Additional information on health and safety practices in Vermont can be found in the Vermont Employee Handbook Table of Contents, HR and Workplace Safety: Vermont, Employee Health: Vermont, Vermont Workplace Labor and Employment Law Posters and Does This Law Apply to My Organization in Vermont? Federal requirements can be found in HR and Workplace Safety (OSHA Compliance): Federal and Employee Health: Federal.

Organizational Exit

Key Vermont requirements impacting organizational exit are:

Final Paycheck

An employer must pay an employee who is terminated within 72 hours of the termination.
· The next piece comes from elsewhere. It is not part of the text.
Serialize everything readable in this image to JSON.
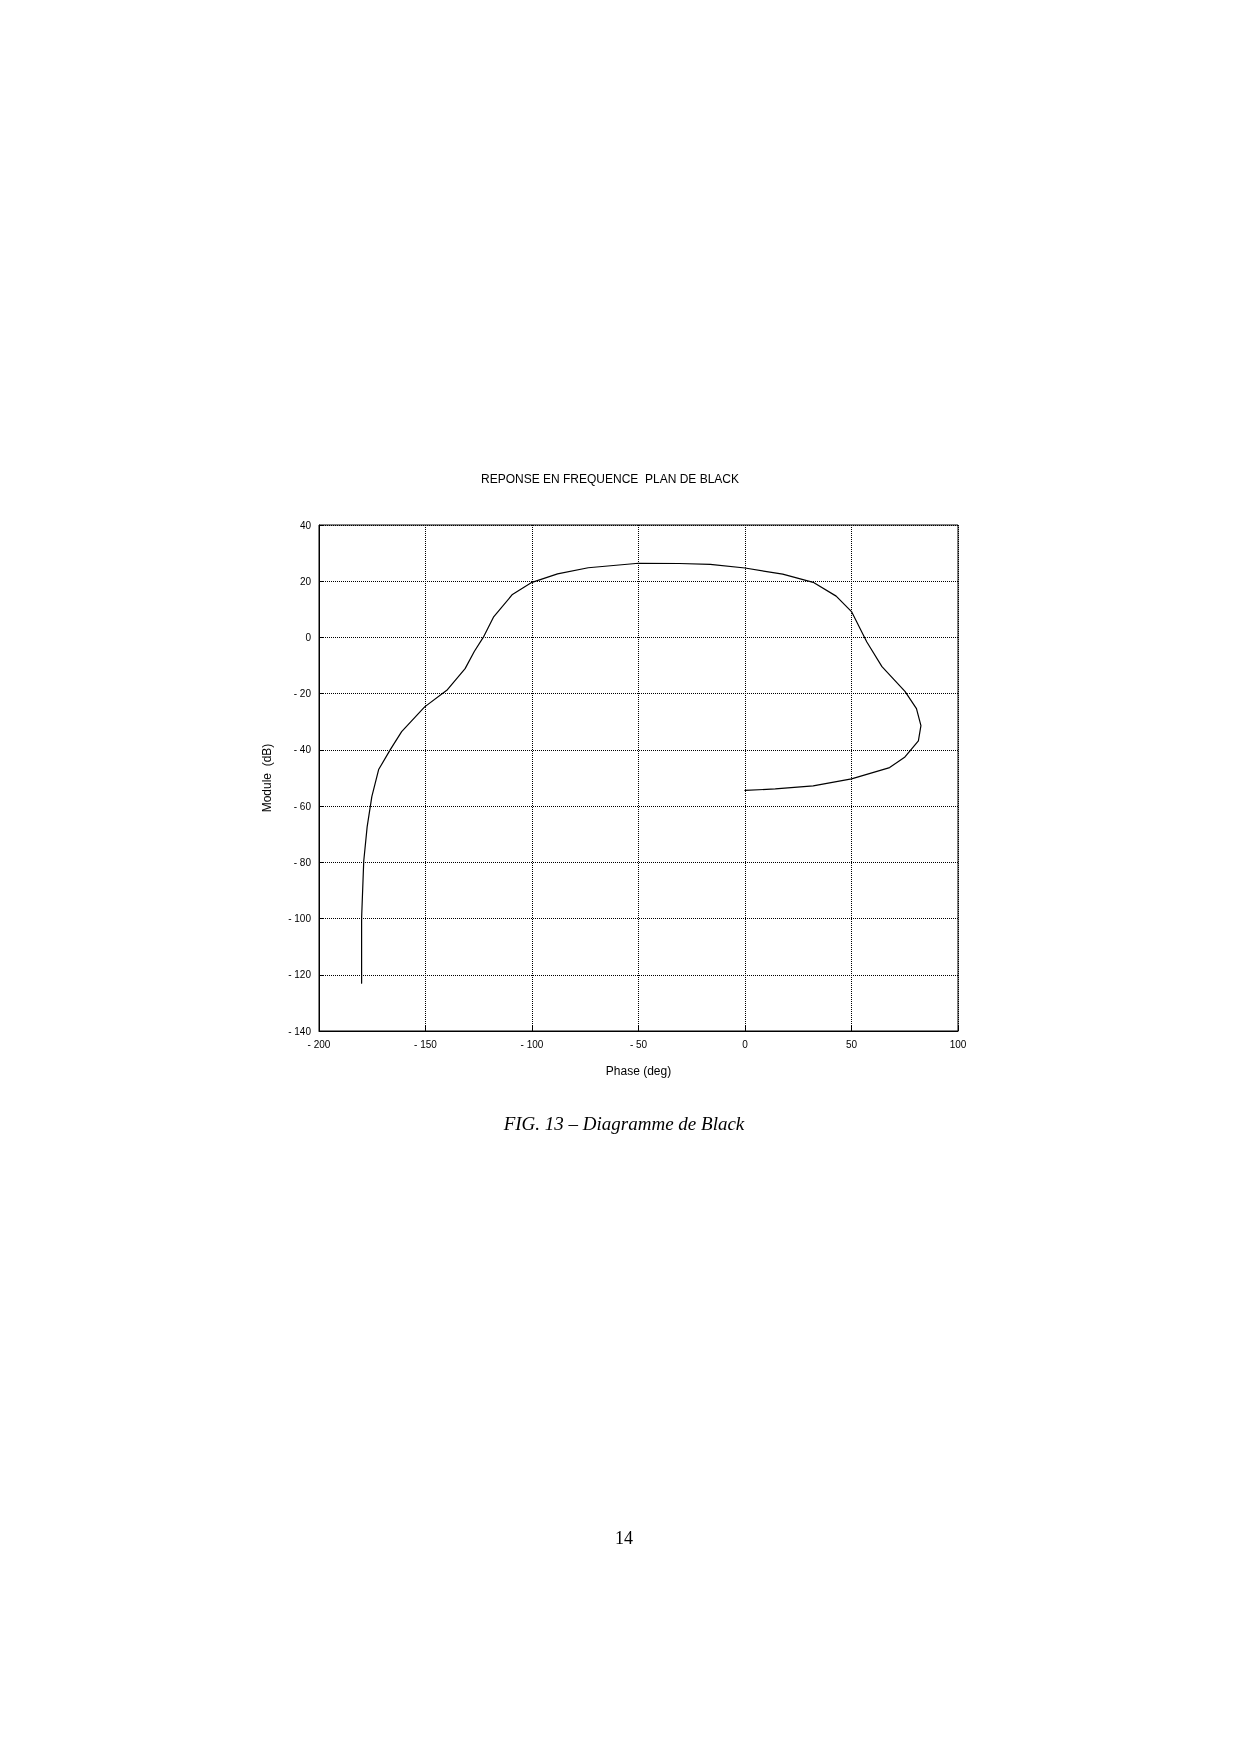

An employee who voluntarily leaves employment must be paid on the next regular payday or, if there is no regular payday, on the following Friday.

An employer must pay employees for accrued vacation if the employer has a policy or contract providing for it.

Notice of Potential Layoffs Act

Vermont's Notice of Potential Layoffs (mini-WARN), creates state-level thresholds for federal Worker Adjustment and Retraining Notification (WARN) Act notifications. Vermont's mini-WARN Act applies to:

  • Employers with 50 or more full-time employees;
  • Employers with 50 or more part-time employees who each work 1,040 hours per year; and
  • Employers with a combination of 50 or more full-time and part-time employees who each work at least 1,040 hours per year.

Be aware that where there is overlap between federal, state and/or local law, complying with the law that offers the greatest rights or benefits to the employee will generally apply.

Additional information on organizational exit practices in Vermont can be found in Payment of Wages: Vermont, Involuntary Terminations: Vermont and Does This Law Apply to My Organization in Vermont? Federal requirements can be found in Payment of Wages: Federal and Involuntary Terminations: Federal.